Procter & Gamble is the biggest advertiser in the world with designs on a digitally-led future, and its marketing function very much at the core of this transformation. And with a media budget exceeding $8.5bn annually, a well as ever-increasing investments in digital media, measurement as to the effectiveness of its online campaigns is crucial.
Speaking with The Drum, Sophie Blum, the vice president of marketing for Procter & Gamble’s EMEA and India region, voiced her belief that the increasingly fragmented digital landscape poses the entire media industry with a key challenge it must collectively rise to meet.
On the sidelines of this month's Dmexco conference, the marketer told The Drum she believes her brand has a part to play in creating a “common language and a common kind of metric” that will aid both client and agency players in the digital space.
One particular source of chagrin to the P&G marketing department is the challenge of deduplication, when it comes to targeting online ads, and measuring whether the were served to the desired audience.
Failure to tackle this challenge properly can lead to phenomena whereby advertisers effectively ‘over-serve’ users with ads, with the same creative over and over again.
There is a myriad of reasons why this can happen – from in adequate frequency capping by campaign managers, to using poor quality data sets – but increasingly the problems lie within the industry’s walled gardens, ie online platforms such as Amazon, Facebook and Google that offer little or no insight to third parties, and advertisers themselves.
“The challenge of having multiple digital, and adtech players is about having a common language, and common kind of measurement. The name of the game is deduplication; you want to reach people, but you don’t want to reach the same person 25 times,” Blum told The Drum. “The challenge that’s put in the industry is how to make multiple platforms have a common language. Measurement in our industry is the challenge ahead.”
Yet Blum added she believes it is a problem the digital sphere can overcome in the next few years. “It’s about integrated leadership, it’s about teamwork and it’s about working at an industry level to make sure we are able to drive quality,” she added.
Translucency, and Facebook
The commentary comes at a pertinent time; Facebook’s recent admission that it artificially inflated its video view times by 60 to 80 per cent set off transparency alarm bells in offices across adland, and further amplified the problems of walled garden set-ups. Serendipitously, one week before the news, AOL CEO Tim Armstrong spoke of his aversion to closed-off platform metrics.

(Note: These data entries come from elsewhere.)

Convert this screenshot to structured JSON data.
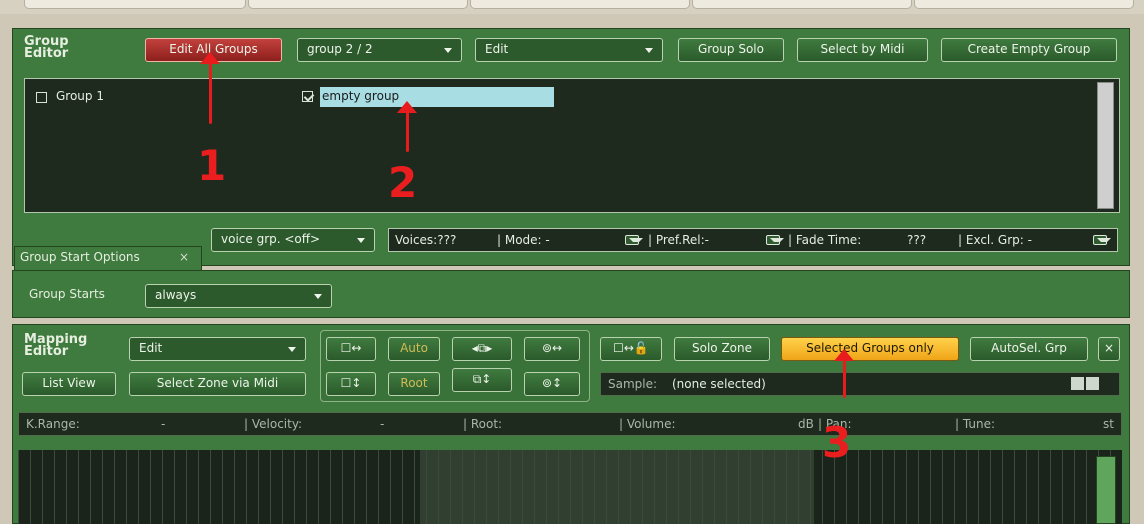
{
  "group_editor": {
    "title_line1": "Group",
    "title_line2": "Editor",
    "edit_all_groups": "Edit All Groups",
    "group_select": "group 2 / 2",
    "edit_menu": "Edit",
    "group_solo": "Group Solo",
    "select_by_midi": "Select by Midi",
    "create_empty_group": "Create Empty Group",
    "groups": [
      {
        "label": "Group 1",
        "checked": false
      },
      {
        "label": "empty group",
        "checked": true
      }
    ]
  },
  "voice_bar": {
    "voice_group": "voice grp. <off>",
    "voices": "Voices:???",
    "mode": "| Mode: -",
    "pref_rel": "| Pref.Rel:-",
    "fade_time_label": "| Fade Time:",
    "fade_time_value": "???",
    "excl_grp": "| Excl. Grp: -"
  },
  "group_start_tab": {
    "label": "Group Start Options",
    "close": "×",
    "group_starts_label": "Group Starts",
    "group_starts_value": "always"
  },
  "mapping_editor": {
    "title_line1": "Mapping",
    "title_line2": "Editor",
    "edit_menu": "Edit",
    "list_view": "List View",
    "select_zone_via_midi": "Select Zone via Midi",
    "auto": "Auto",
    "root": "Root",
    "solo_zone": "Solo Zone",
    "selected_groups_only": "Selected Groups only",
    "autosel_grp": "AutoSel. Grp",
    "close": "×",
    "sample_label": "Sample:",
    "sample_value": "(none selected)"
  },
  "info_row": {
    "krange_label": "K.Range:",
    "krange_value": "-",
    "velocity_label": "| Velocity:",
    "velocity_value": "-",
    "root_label": "| Root:",
    "volume_label": "| Volume:",
    "volume_unit": "dB",
    "pan_label": "| Pan:",
    "tune_label": "| Tune:",
    "tune_unit": "st"
  },
  "annotations": [
    "1",
    "2",
    "3"
  ],
  "colors": {
    "panel": "#3f7a3f",
    "panel_dark": "#1d2a1d",
    "highlight_input": "#a7dde3",
    "red_button": "#b73430",
    "yellow_button": "#f9c03a",
    "annotation": "#e81c1c"
  }
}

In fact, P&G’s recent pullback from targeted Facebook ads was in-part prompted by the narrowness of its targeting, with the conglomerate noting that it had “targeted too much and went too narrow”, when positing that marketers are increasingly demanding better metrics on the effectiveness of digital.
Blum took the opportunity to set the record straight on the Facebook debacle while at Dmexco. She said: “we didn’t reduce any specific Facebook investment.”
She continued: “We are a FMCG company. We are in business to reach consumers. We learn where they are, what they consume and how they interact with their different platforms, and Facebook – especially in Europe – is a wonderful platform to have a mass reach. We’ve been partnering [with them], we continue to partner.
“It’s about how you leverage this mass and potentially enhance some aspect of that with targeting. But it’s not about small pieces of targeting.”
Raising the bar
While Blum is among the faction of marketers hoping for a consolidated digital metric, she also believes that industry bodies – either new or current – are not the answer to the creation of one. Instead she believes in the power of commercial comradery rooted in self-preservation.
“When you’re a player like [P&G] we owe it to ourselves – as do media and agencies – to raise the bar,” she said. “It’s true for creativity, it’s true for media and now it’s true about measurement.”